I neve ve tried to select block always because I do not want to block skype from using it.
Have a same problem with windows live messenger.
Hi,
I was able to reproduce the behavior you described with the following steps:
- Turn off Automatic Program Control
- Run the application that listens for an inbound connection (ie: skype)
- When the alert pops up, select "Manually Create a Rule"
- Select "Block" as the action, and finish the rule creation wizard. (This creates a block rule for just this traffic only)
In program control, you will see the program set to "Auto" and within the rules, you will see the block rule that you created plus an additional allow rule with the same traffic parameters. The block rule will still take precedence over the allow rule so the behavior remains correct. The "Auto" setting has no affect on behavior and is only used to display how the last rule was created for the application.
Thank you for identifying this issue and we will look to address these in a later patch.
In the meantime, you should be able to manually delete the extraneous "Allow" rule and everything should be correct.
Thanks,
/Chester
Message Edited by ChesterK on 03-27-2009 06:20 PM
Hi Chester -
Thanks for all your help with this!
Compumind.
Thank you ChesterK. However after manually deleting the extraneous allow rule I had to repeat all the steps when I was signing in again with a skype or with a wlmessenger. Extraneous rule you referring it is the one that creates itself and allow in and out traffic. With other words the outbound traffic rule I have created changes itself to that extraneous rule. When I delete that rule as you recommended all what I will see within the rules are blocking rules. For that I have to deal with the alert popups after signing in again with applic.

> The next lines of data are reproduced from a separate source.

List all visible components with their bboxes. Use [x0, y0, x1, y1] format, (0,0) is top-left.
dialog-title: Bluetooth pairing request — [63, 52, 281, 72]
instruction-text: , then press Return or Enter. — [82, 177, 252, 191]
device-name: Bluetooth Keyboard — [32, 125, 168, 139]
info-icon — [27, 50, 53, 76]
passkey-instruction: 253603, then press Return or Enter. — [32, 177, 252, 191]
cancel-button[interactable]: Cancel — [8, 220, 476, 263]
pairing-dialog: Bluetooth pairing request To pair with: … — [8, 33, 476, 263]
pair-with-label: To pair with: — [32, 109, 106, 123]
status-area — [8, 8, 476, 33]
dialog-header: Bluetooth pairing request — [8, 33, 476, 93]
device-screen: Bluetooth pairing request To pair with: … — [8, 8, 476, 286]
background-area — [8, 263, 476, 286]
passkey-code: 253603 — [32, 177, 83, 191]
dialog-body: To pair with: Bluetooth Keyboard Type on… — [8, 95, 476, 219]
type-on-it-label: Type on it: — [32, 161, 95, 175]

If I understand rules handle communication in a way that a rule that appears above ones overrides those rules. So for now I dealt with the problem in this way: I created an outbound TCP and UDP rule for application for examp.win live messen.than I made sure that it is all the way up and have a priority than removed a mark from it on a left side. After I created outbound rules and placed it between or under blocking rules and not removed a mark from them.
For now it is working and there are no popups.
Hi Drejwithyou,
I guess I am not sure what you are trying to do :) You want to block part of skype traffic yet allow skype traffic for other ports? Please be specific which traffic/ports you want to block and which to allow. If you let me know what exactly you are trying to do, perhaps I can help you configure it correctly.
Thanks,
/Chester
Hi
My goal is to let skype work by allowing just outbound traffic .Skype need unrestricted outgoing access for TCP destination ports 1024 and above or 80 and 443.at least.
Thankx for trying to help me.
I'm not familiar with Skype's traffic patterns, but I'd assume it'd need a listening port to receive calls. If you are creating block rules for certain traffic and you are still getting alerts for other traffic, it means you haven't covered all the ports that Skype uses. From your description, you'd want 2 rules in the following order:
1) Allow, outbound, all computers, TCP, ports 80, 443, 1024-65535
2) Block, inbound & outbound, all computers, TCP & UDP, all ports
Note: There's no guarantee that Skype will work fully with this configuration. You'll have to experiment for yourself.
/Chester
Hi
For now I went back to set program control on automatic. After it did set itself up with rules I turned it off and set the advance events monitoring on. But thanks to ChesterK for his input and hope this issue will be resolved in a next update.